Mojokerto, balibercerita.com –
Mojokerto, kabupaten di Provinsi Jawa Timur ini pernah menjadi lokasi utama kerajaan terbesar di Indonesia yaitu Majapahit. Sehingga tidak heran jika ada ratusan situs sejarah yang masih tersimpan di Mojokerto. Tidak hanya candi, salah satu situs yang terkenal adalah Petirtaan Jolotundo yang disebut-sebut memiliki kualitas air terbaik ke-3 di dunia. Petirtaan yang terletak di Desa Seloliman, Kecamatan Trawas ini berada di ketinggian sekitar 800 mdpl, tepatnya di Bukit Bekel, lereng barat Gunung Penanggungan. Sebuah gunung suci bagi umat Hindu aliran Siwa.
Selain menjadi tujuan banyak orang untuk wisata spiritual, situs Jolotundo juga menjadi pintu awal pendakian Gunung Penanggungan dan Gunung Bekel yang terkenal dengan ratusan situsnya. Petirtaan Jolotundo berukuran panjang 16,85 m, lebar 13,52 m dan kedalaman 5,20 m. Terbuat dari batu andesit yang dipahat halus. Dua data sejarah yang sangat penting yang berhubungan dengan kepurbakalaan ini adalah angka 899 yang dipahatkan sebelah kanan dan tulisan Genpeng di sebelah kiri dinding belakang.
Nama Jolotundo berasal dari istilah kuno. Jala atau jolo berarti air, sedangkan tundo atau tunda berarti bertingkat. Jika digabungkan, Jolotundo memiliki arti kolam dengan air pancuran yang bertingkat.
Dikutip dari beberapa sumber catatan sejarah, Jolotundo merupakan bangunan petirtaan peninggalan Raja Udayana dari Bali ditujukan untuk Raja Airlangga, puteranya, setelah dinobatkan menjadi Raja Sumedang Kahuripan. Namun sumber lain juga menyebutkan bahwa Jolotundo merupakan candi tempat pertapaan Airlangga setelah mengundurkan diri dari singgasana Kerajaan Kahuripan dan digantikan oleh anaknya.

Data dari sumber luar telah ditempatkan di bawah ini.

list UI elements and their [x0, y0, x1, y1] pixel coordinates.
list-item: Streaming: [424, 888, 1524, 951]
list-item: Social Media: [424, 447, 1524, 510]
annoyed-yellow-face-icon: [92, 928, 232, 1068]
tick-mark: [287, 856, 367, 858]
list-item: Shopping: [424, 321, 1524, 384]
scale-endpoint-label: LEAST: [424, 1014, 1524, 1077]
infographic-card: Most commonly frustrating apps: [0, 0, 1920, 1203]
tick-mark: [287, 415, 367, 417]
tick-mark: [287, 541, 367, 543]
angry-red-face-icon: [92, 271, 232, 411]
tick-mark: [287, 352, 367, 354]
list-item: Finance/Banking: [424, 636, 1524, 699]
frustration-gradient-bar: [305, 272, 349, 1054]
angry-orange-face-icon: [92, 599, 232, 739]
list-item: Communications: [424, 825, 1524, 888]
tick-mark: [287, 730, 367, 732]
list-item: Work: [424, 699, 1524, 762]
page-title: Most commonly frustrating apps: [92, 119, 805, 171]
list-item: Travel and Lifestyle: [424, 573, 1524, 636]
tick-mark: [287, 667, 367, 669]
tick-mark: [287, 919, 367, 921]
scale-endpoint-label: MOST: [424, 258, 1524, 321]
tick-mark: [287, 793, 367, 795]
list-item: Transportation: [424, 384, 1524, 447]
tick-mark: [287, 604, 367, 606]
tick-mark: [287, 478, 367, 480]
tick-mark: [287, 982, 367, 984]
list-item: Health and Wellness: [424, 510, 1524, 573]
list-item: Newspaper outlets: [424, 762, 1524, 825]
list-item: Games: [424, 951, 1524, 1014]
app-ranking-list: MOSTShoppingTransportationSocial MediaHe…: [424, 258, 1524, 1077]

Kerajaan Kahuripan didirikan oleh Airlangga pada tahun 1009 Masehi dan merupakan lanjutan dari Kerajaan Medang yang telah runtuh pada tahun 1006 Masehi. Sumber lainnya juga mengatakan bahwa ketika masih berusia muda, Airlangga mengunjungi daerah Jolotundo dalam rangka menenangkan jiwa. Airlangga mandi di sumber mata air tersebut dan setelah mandi ia merasakan ketenteraman jiwa. Konon keberadaan petirtaan tersebut ingin menjelaskan bahwa air yang keluar dari petirtaan tersebut adalah Tirta Amerta yang seolah-olah keluar dari tubuh Mahameru.
Tirta Amerta adalah air suci yang digunakan dalam kehidupan manusia dan para dewa yang berfungsi sebagai air kebaikan untuk umat manusia. Dari gunung, air dialirkan melalui jaringan bawah tanah menuju Candi Jolotundo. Air menjadi salah satu bagian penting dalam ritual masyarakat saat itu, apalagi bersumber dari gunung yang dianggap suci. Candi Jolotundo memiliki sendang atau tempat air berdindingkan batu, di sisi kiri dan sisi kanan, berukuran 2×2 meter menghadap ke barat. Air sumber keluar dari lubang di tengah batu dinding di sisi timur.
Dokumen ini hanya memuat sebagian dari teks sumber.